Two thirds of the host municipalities wrote discrepancy reports. This is positive if the reports are used constructively to improve the quality of the out-of-hours service. Most host municipalities that wrote discrepancy reports were connected to out-of-hours call centres and hospitals. It is possible that these host municipalities are under the influence of already existing quality assurance requirements from other larger groups.
The regulation on requirements for acute medical services outside of hospitals explains the municipality’s responsibility regarding communications equipment (3). The municipalities are required to have available equipment and emergency communications preparedness. According to this study about half of the host municipalities did not always meet the requirement for communications preparedness. Many doctors on call were not always accessible by radio and did not always respond to alarm calls from the EMCCs or the out-of-hours call centre.
In conclusion, this study has shown that there are both similarities and differences within the organization of out-of-hours services in Norway.
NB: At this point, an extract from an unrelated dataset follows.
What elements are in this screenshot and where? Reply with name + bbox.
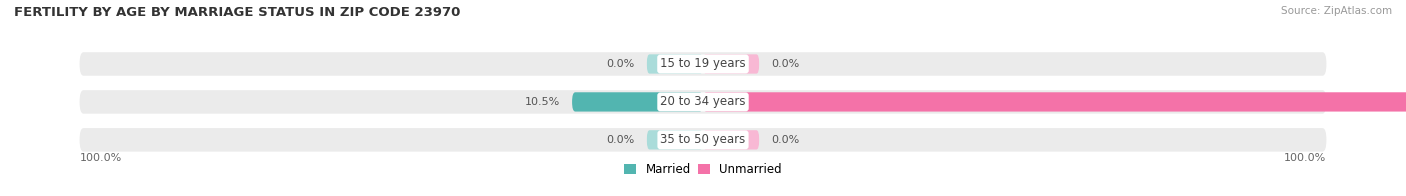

Localization varied slightly more between the municipalities than facilities and equipment (organized in similar ways in most municipalities), even though GP centres were the norm. There are also differences in a number of routines in the health regions and in relation to the size of district. Writing discrepancy reports was more common in the larger host municipalities while the use of radio was more common in the small host municipalities. Many municipalities did not adhere to all the legal requirements.